What happened

Shares of Virgin Galactic Holdings (SPCE -1.52%) traded up as much as 7.4% on Thursday before abruptly changing course and heading back down toward earth. The government is stepping in to investigate Virgin Galactic's historic flight that sent founder Richard Branson into space, and has grounded the company until the probe is complete. The shares fell as much as 7% in afternoon trading before recovering slightly.

So what

Virgin Galactic is a volatile ticker on even the quietest of days, twice so far in 2021 doubling for the year before giving back all of those gains each time. The initial rise on Thursday appears to just track a risk-on day for the markets -- fellow space stock Rocket Lab USA was up as much as 20% at one point. But the decline had a clear explanation.

Richard Branson and the crew pose in front of the Unity spacecraft.

Image source: Virgin Galactic.

The Federal Aviation Administration in a statement emailed to news organizations said it had launched a review into why Virgin Galactic's SpaceShipTwo flew outside of the area for which it was cleared during a July 11 flight. The flight was a major milestone for Virgin Galactic, as Branson became the first of hopefully many space tourists to take advantage of the company's services.

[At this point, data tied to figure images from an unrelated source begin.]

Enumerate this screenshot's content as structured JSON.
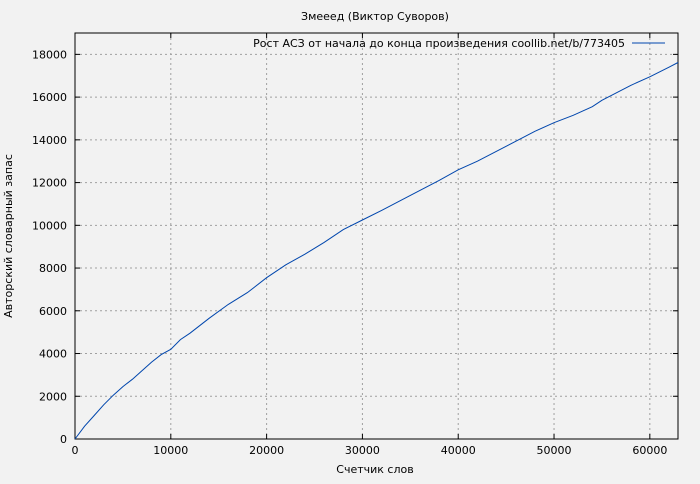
{
  "chart_data": {
    "type": "line",
    "title": "Змееед (Виктор Суворов)",
    "xlabel": "Счетчик слов",
    "ylabel": "Авторский словарный запас",
    "xlim": [
      0,
      62940
    ],
    "ylim": [
      0,
      19000
    ],
    "xticks": [
      0,
      10000,
      20000,
      30000,
      40000,
      50000,
      60000
    ],
    "yticks": [
      0,
      2000,
      4000,
      6000,
      8000,
      10000,
      12000,
      14000,
      16000,
      18000
    ],
    "grid": true,
    "legend_position": "top-right",
    "series": [
      {
        "name": "Рост АСЗ от начала до конца произведения coollib.net/b/773405",
        "color": "#0046ad",
        "x": [
          0,
          1000,
          2000,
          3000,
          4000,
          5000,
          6000,
          7000,
          8000,
          9000,
          10000,
          11000,
          12000,
          14000,
          16000,
          18000,
          20000,
          22000,
          24000,
          26000,
          28000,
          30000,
          32000,
          35000,
          38000,
          40000,
          42000,
          45000,
          48000,
          50000,
          52000,
          54000,
          55000,
          58000,
          60000,
          62000,
          62940
        ],
        "y": [
          0,
          600,
          1100,
          1600,
          2050,
          2450,
          2800,
          3200,
          3600,
          3950,
          4200,
          4650,
          4950,
          5650,
          6300,
          6850,
          7550,
          8150,
          8650,
          9200,
          9800,
          10250,
          10700,
          11400,
          12100,
          12600,
          13000,
          13700,
          14400,
          14800,
          15150,
          15550,
          15850,
          16550,
          16950,
          17400,
          17620
        ]
      }
    ]
  }
}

The FAA said it will not permit Virgin Galactic to fly while the review is ongoing.

"Virgin Galactic may not return the SpaceShipTwo vehicle to flight until the FAA approves the final mishap investigation report or determines the issues related to the mishap do not affect public safety," the FAA wrote in a statement to CNBC.

The grounding follows a New Yorker article that was critical of Virgin Galactic's safety culture. Virgin Galactic in response told CNBC it disputes what it calls "the misleading characterizations and conclusions" in the article.

Now what

The deviation was relatively minor, and the FAA's job is to take every little issue seriously, so there is no reason to believe this will be a long-term setback for Virgin Galactic. That said, the reputational risk is huge.

Going into space, even for a brief few minutes, is inherently dangerous, and few are going to be willing to pay the six-figure price to reach weightlessness via Virgin Galactic if they aren't absolutely convinced the rocket is safe.

The Branson flight was meant to demonstrate how reliable the service was, but instead it is turning into an eyesore for Virgin Galactic. It's too soon to know what the long-term impact will be on its reputation, but investors are moving to the sidelines on Thursday based on that new risk.